01 April 2020
THOMAS D MCAVOY / THE LIFE PICTURE COLLECTION / GETTY IMAGES
THOMAS D MCAVOY / THE LIFE PICTURE COLLECTION / GETTY IMAGES

On 9 April 1939, the African-American singer Marian Anderson performs an Easter Sunday concert on the steps of the Lincoln Memorial in Washington, DC. One of the finest contraltos of her time, Anderson had been performing gospel songs and opera arias throughout the country for over a decade. She had also toured South America and made several trips to Europe during the 1930s. Despite the international acclaim she received, Anderson faced racial discrimination in the United States. For the most part, she was forced to perform for segregated audiences. She eventually refused to hold concerts at venues that had “an invisible line marking the Negro section from the white.”

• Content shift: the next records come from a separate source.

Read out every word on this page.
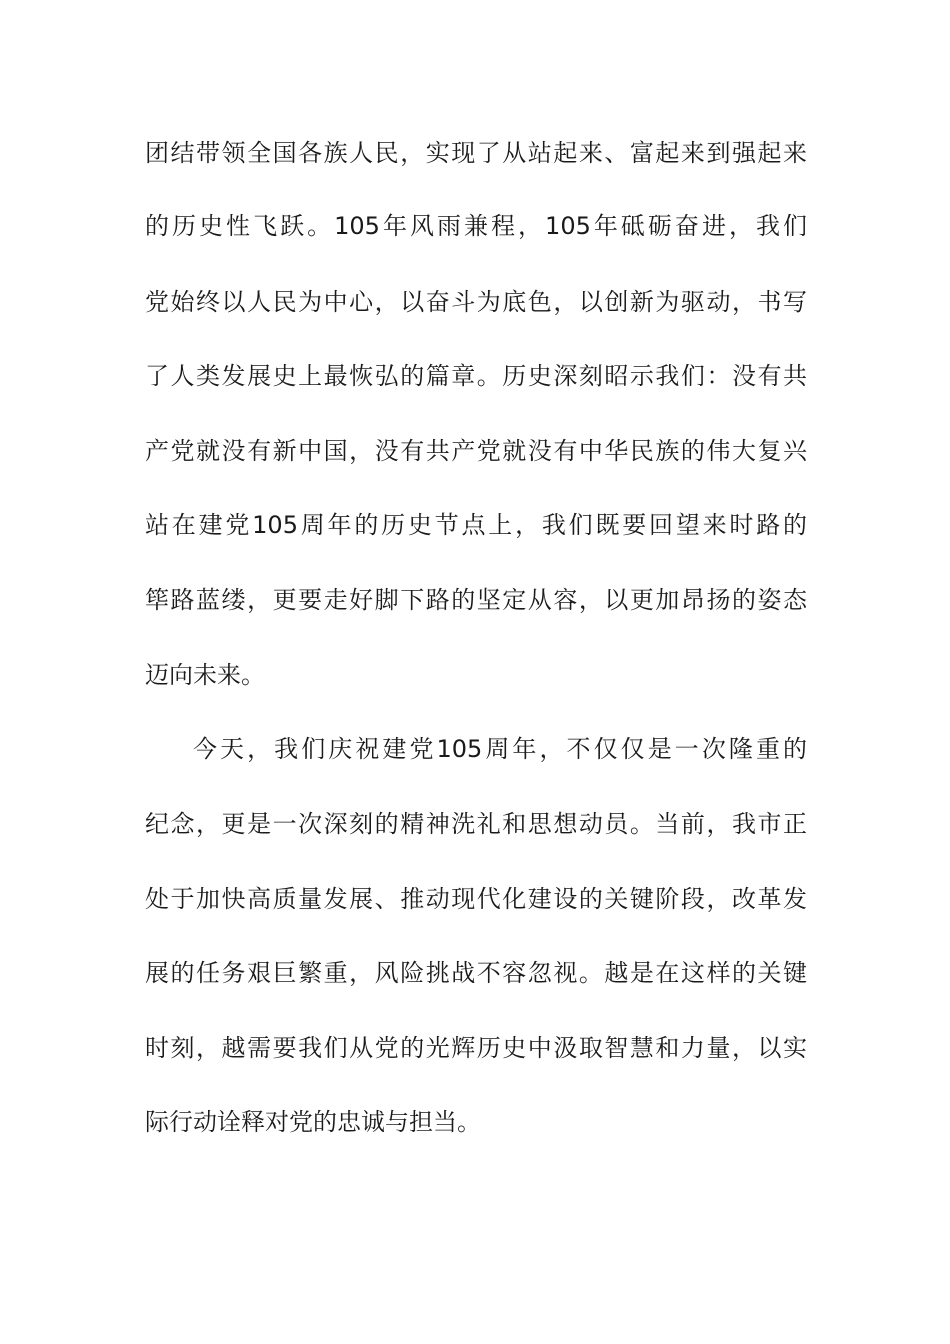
团结带领全国各族人民，实现了从站起来、富起来到强起来
的历史性飞跃。105年风雨兼程，105年砥砺奋进，我们
党始终以人民为中心，以奋斗为底色，以创新为驱动，书写
了人类发展史上最恢弘的篇章。历史深刻昭示我们：没有共
产党就没有新中国，没有共产党就没有中华民族的伟大复兴
站在建党105周年的历史节点上，我们既要回望来时路的
筚路蓝缕，更要走好脚下路的坚定从容，以更加昂扬的姿态
迈向未来。
今天，我们庆祝建党105周年，不仅仅是一次隆重的
纪念，更是一次深刻的精神洗礼和思想动员。当前，我市正
处于加快高质量发展、推动现代化建设的关键阶段，改革发
展的任务艰巨繁重，风险挑战不容忽视。越是在这样的关键
时刻，越需要我们从党的光辉历史中汲取智慧和力量，以实
际行动诠释对党的忠诚与担当。
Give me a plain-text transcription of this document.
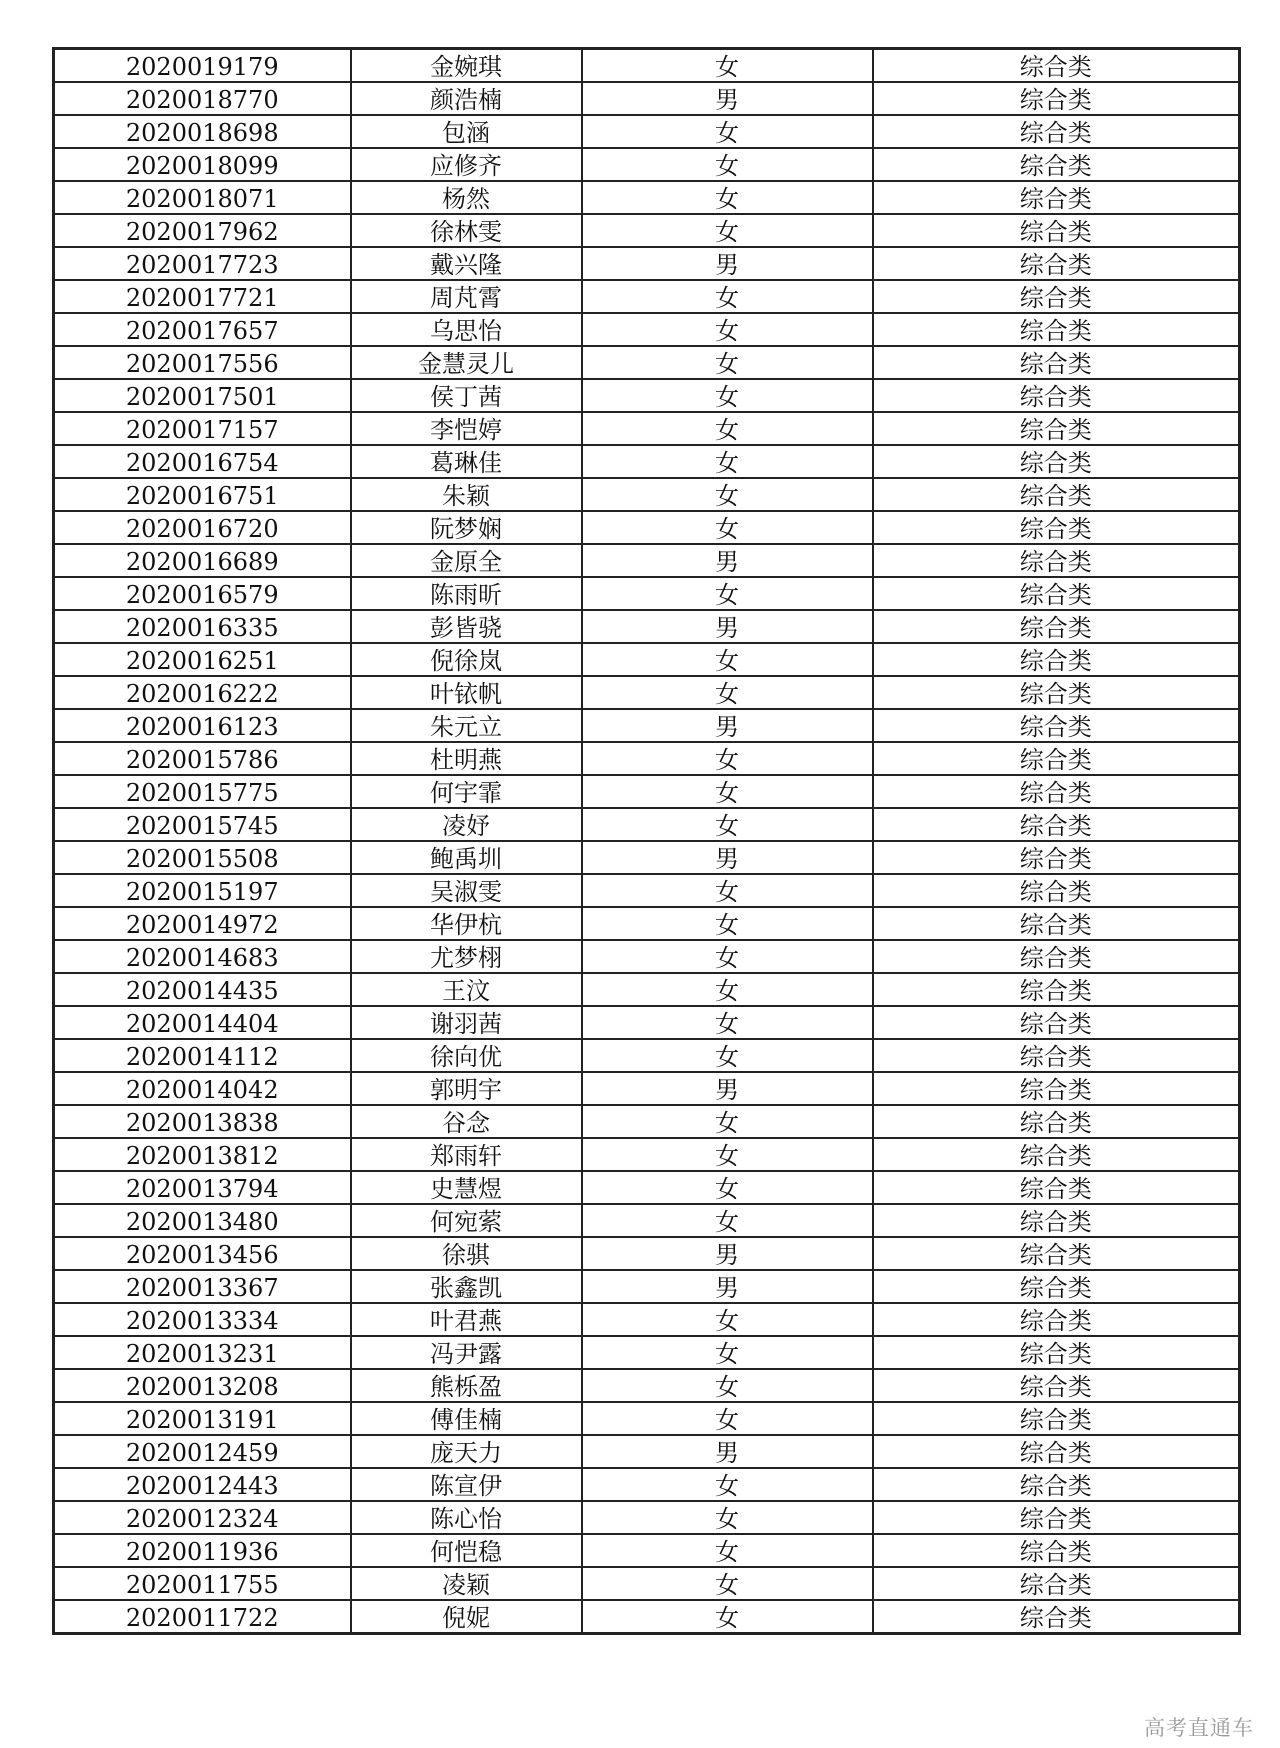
2020019179	金婉琪	女	综合类
2020018770	颜浩楠	男	综合类
2020018698	包涵	女	综合类
2020018099	应修齐	女	综合类
2020018071	杨然	女	综合类
2020017962	徐林雯	女	综合类
2020017723	戴兴隆	男	综合类
2020017721	周芃霄	女	综合类
2020017657	乌思怡	女	综合类
2020017556	金慧灵儿	女	综合类
2020017501	侯丁茜	女	综合类
2020017157	李恺婷	女	综合类
2020016754	葛琳佳	女	综合类
2020016751	朱颖	女	综合类
2020016720	阮梦娴	女	综合类
2020016689	金原全	男	综合类
2020016579	陈雨昕	女	综合类
2020016335	彭皆骁	男	综合类
2020016251	倪徐岚	女	综合类
2020016222	叶铱帆	女	综合类
2020016123	朱元立	男	综合类
2020015786	杜明燕	女	综合类
2020015775	何宇霏	女	综合类
2020015745	凌妤	女	综合类
2020015508	鲍禹圳	男	综合类
2020015197	吴淑雯	女	综合类
2020014972	华伊杭	女	综合类
2020014683	尤梦栩	女	综合类
2020014435	王汶	女	综合类
2020014404	谢羽茜	女	综合类
2020014112	徐向优	女	综合类
2020014042	郭明宇	男	综合类
2020013838	谷念	女	综合类
2020013812	郑雨轩	女	综合类
2020013794	史慧煜	女	综合类
2020013480	何宛萦	女	综合类
2020013456	徐骐	男	综合类
2020013367	张鑫凯	男	综合类
2020013334	叶君燕	女	综合类
2020013231	冯尹露	女	综合类
2020013208	熊栎盈	女	综合类
2020013191	傅佳楠	女	综合类
2020012459	庞天力	男	综合类
2020012443	陈宣伊	女	综合类
2020012324	陈心怡	女	综合类
2020011936	何恺稳	女	综合类
2020011755	凌颖	女	综合类
2020011722	倪妮	女	综合类
高考直通车
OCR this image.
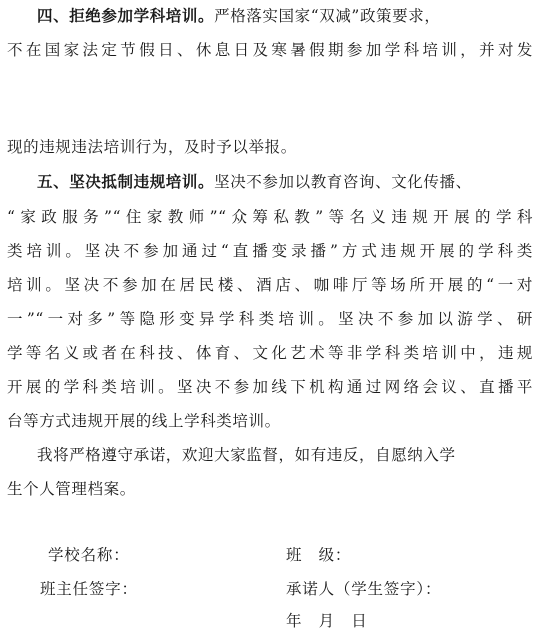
四、拒绝参加学科培训。严格落实国家“双减”政策要求，
不在国家法定节假日、休息日及寒暑假期参加学科培训，并对发
现的违规违法培训行为，及时予以举报。
五、坚决抵制违规培训。坚决不参加以教育咨询、文化传播、
“家政服务”“住家教师”“众筹私教”等名义违规开展的学科
类培训。坚决不参加通过“直播变录播”方式违规开展的学科类
培训。坚决不参加在居民楼、酒店、咖啡厅等场所开展的“一对
一”“一对多”等隐形变异学科类培训。坚决不参加以游学、研
学等名义或者在科技、体育、文化艺术等非学科类培训中，违规
开展的学科类培训。坚决不参加线下机构通过网络会议、直播平
台等方式违规开展的线上学科类培训。
我将严格遵守承诺，欢迎大家监督，如有违反，自愿纳入学
生个人管理档案。
学校名称：	班　级：
班主任签字：	承诺人（学生签字）：
年　月　日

In 1938, Anderson’s manager, Sol Hurok, decided to organise her first major concert in the nation’s capital. He wrote to the manager of Constitution Hall, the biggest performance venue in Washington—owned by the Daughters of the American Revolution, an organisation of white women who could trace their lineage to eighteenth-century revolutionaries—asking whether 9 April 1939 was available. The manager replied that it was not, and did the same for other dates Hurok suggested. Hurok then asked a white pianist to apply for the same dates. When the pianist was told he was welcome, Hurok dug further and found that the hall’s rental policy had a clause prohibiting “the presentation of Negro artists.”

Once Hurok went public, a number of musicians announced that they would boycott Constitution Hall. Eleanor Roosevelt, the first lady, resigned from the Daughters of the American Revolution. The secretary of the interior arranged for the Lincoln Memorial to be made available for a free concert, which over seventy-five thousand people attended. Anderson went on to be a civil-rights activist and returned to the Lincoln Memorial, in 1963, to sing during the iconic March on Washington.